The way to read this is that of the cases where a firearm is present, 1 case is correctly predicted as 'firearm present', 2 crimes that were predicted as having no firearms present actually did. And of those who were predicted to not have any firearms present, 1079 were predicted correctly, while 55 actually did have a firearm present. The _recall_ and _precision_ for the firearm present predictions:

$recall = \frac{1}{55 + 1} = .017$

$precision = \frac{1 }{ 2 + 1} = .33$


The _Recall_ is 17%

The _Precision_ is 33%

We might improve our scores by trying out different values of _k_.

# Random Forest Algorithm

In [169]:
from sklearn.ensemble import RandomForestClassifier
rf = RandomForestClassifier() #create a Random forest-classifier 
rf = rf.fit(X_train, y_train) #this fits the k-nearest neigbor model with the train data
rf.score(X_test, y_test) #calculate the fit on the test data



0.9437115215479331

94% of firearm uses are predicted accurately, this is very good. But let's look at the confusion matrix to see how well the model identifies the different scenarios. A confusion matrix gives the different classes and the number of predictions for each combination.

In [170]:
from sklearn.metrics import confusion_matrix
y_test_pred = rf.predict(X_test) #the predicted values
cm = confusion_matrix(y_test, y_test_pred) #creates a "confusion matrix"
cm

array([[1072,    9],
       [  55,    1]])

In [171]:
conf_matrix = pd.DataFrame(cm, index=['Firearm NOT present (actual)', 'Firearm present (actual)'], columns = ['Firearm NOT present (predicted)', 'Firearm present (predicted)']) 
conf_matrix

Unnamed: 0,Firearm NOT present (predicted),Firearm present (predicted)
Firearm NOT present (actual),1072,9
Firearm present (actual),55,1


The way to read this is that of the cases where a firearm is present, 1 case is correctly predicted as 'firearm present', 2 crimes that were predicted as having no firearms present actually did. And of those who were predicted to not have any firearms present, 1079 were predicted correctly, while 55 actually did have a firearm present.

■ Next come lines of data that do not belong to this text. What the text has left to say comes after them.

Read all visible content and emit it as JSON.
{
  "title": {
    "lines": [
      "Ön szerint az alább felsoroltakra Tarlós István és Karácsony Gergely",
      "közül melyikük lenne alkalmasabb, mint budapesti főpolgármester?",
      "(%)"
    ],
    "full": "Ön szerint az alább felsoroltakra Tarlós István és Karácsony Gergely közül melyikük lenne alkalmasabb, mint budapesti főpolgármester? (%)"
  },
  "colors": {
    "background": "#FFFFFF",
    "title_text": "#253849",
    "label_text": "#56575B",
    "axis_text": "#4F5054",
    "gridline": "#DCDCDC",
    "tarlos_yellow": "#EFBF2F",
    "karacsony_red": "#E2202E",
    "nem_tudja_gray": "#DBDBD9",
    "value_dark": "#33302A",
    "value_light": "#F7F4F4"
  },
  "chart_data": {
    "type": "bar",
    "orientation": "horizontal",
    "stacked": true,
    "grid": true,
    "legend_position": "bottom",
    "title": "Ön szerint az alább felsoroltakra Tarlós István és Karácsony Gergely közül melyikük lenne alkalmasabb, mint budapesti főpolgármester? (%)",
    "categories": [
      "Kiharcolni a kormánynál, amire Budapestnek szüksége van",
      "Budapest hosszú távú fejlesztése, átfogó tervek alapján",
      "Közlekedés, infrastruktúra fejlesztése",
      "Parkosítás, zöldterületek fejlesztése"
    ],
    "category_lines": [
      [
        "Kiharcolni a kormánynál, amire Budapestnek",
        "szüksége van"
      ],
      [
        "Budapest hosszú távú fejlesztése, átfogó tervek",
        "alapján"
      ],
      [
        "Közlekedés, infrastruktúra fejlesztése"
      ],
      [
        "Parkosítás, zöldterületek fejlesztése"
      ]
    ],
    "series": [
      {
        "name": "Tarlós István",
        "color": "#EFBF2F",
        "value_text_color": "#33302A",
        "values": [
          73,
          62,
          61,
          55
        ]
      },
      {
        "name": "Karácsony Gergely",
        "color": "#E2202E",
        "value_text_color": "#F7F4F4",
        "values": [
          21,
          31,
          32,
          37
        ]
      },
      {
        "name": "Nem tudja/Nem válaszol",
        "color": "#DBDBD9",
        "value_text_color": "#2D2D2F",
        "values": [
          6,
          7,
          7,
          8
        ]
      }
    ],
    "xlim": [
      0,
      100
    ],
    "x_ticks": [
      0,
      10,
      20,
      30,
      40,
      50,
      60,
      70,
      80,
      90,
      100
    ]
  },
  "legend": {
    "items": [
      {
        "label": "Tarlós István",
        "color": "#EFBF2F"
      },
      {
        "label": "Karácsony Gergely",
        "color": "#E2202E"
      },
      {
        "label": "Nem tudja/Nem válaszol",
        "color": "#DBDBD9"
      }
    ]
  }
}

The _recall_ and _precision_ for the firearm present predictions:

$recall = \frac{1}{55 + 1} = .017$

$precision = \frac{1 }{ 9 + 1} = .1$


The _Recall_ is 17%

The _Precision_ is 10%

If the goal was to make sure officers are prepared for all violent situations than the _Random Forest Algorithm_ would be the best option. But since the goal is to reduce confrontation, the _K Nearest Neighbor Algorithm_ is better. The _Random Forest Algorithm_ predicts 9 cases of a firearm being present even though a firearm wasn't actually present, this is 9 instances where a suspect is unneccesarily shot at even though he or she was unarmed, as opposed to 2 cases (when using the KNN Algorithm).

##### References

Ratcliffe, J. H. (2004). The hotspot matrix: A framework for the spatio‐temporal targeting of crime reduction. Police Practice and Research, 5(1), 5–23.